The ringworm fungus grows in warm, moist areas, such as locker rooms and swimming pools. It is contagious. Ringworm affects skin suffering from minor trauma, such as a scratch, or poor hygiene more easily than healthy skin, according to KidsHealth.

Treatment

If you suspect that your child has ringworm, take her to the doctor who can verify this. Ringworm is generally easy to treat using an antifungal topical medication for the skin and an oral medication for the scalp and nails. It usually takes two to four weeks for the ringworm to go away on the skin and about six to eight weeks to get it to clear up from the scalp.

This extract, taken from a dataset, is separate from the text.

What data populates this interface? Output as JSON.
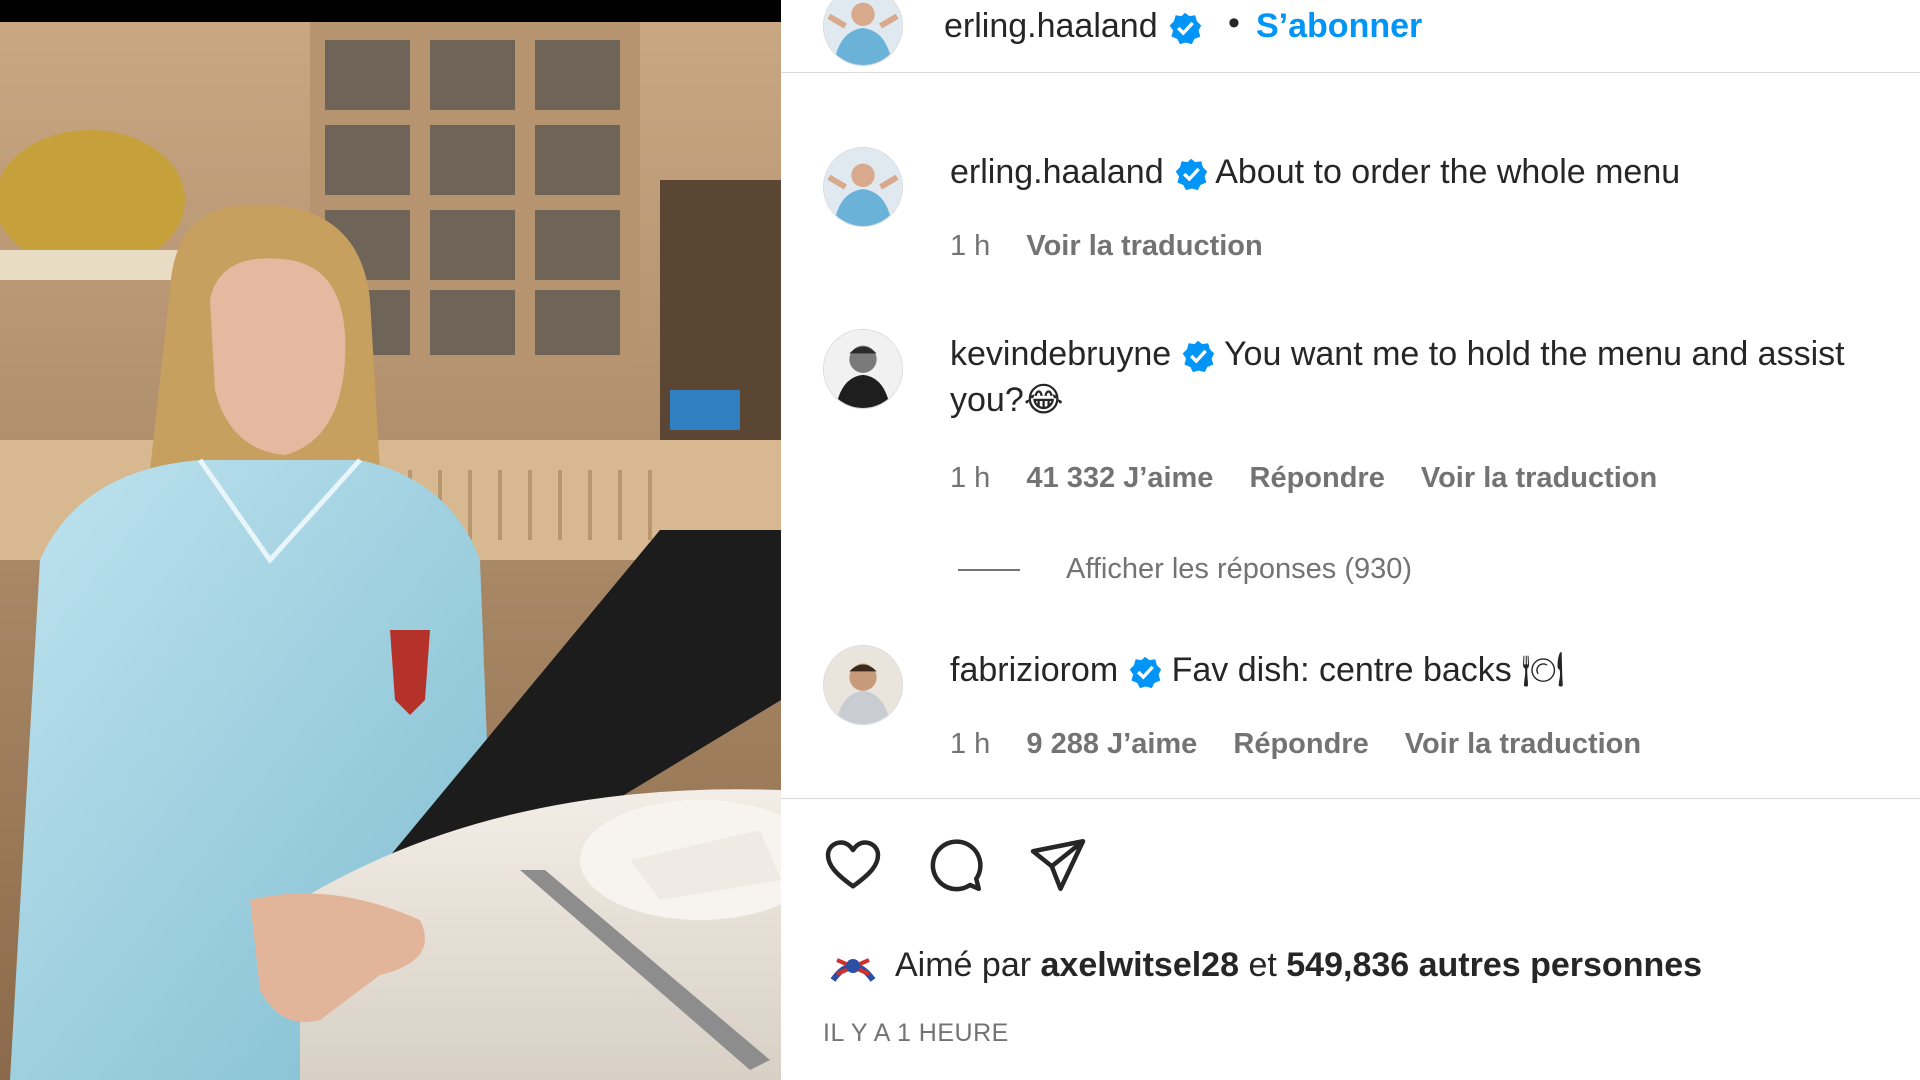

Ringworm on the scalp may clear up sooner if your child uses Nizoral shampoo that contains ketoconazole or Selsun shampoo that contains selenium sulfide.

Prevention

Kids can get ringworm from other kids who have it, or they can get it from infected cats or dogs. Instruct your child never to share brushes, combs, towels, clothes, sporting equipment, pillows or hats with other kids. If your child gets ringworm, you generally do not have to keep him home from school or daycare, according to KeepKidsHealthy and WebMD.

Potential

More kids, especially those kids who live in urban areas, are getting ringworm of the scalp, as of 2010, according to WebMD. This can be serious, because if left untreated, ringworm of the scalp can lead to permanent hair loss. It may also worsen pre-existing asthma or allergies. The group at the highest risk for contracting ringworm of the scalp is African-American children in kindergarten or first grade, according to WebMD.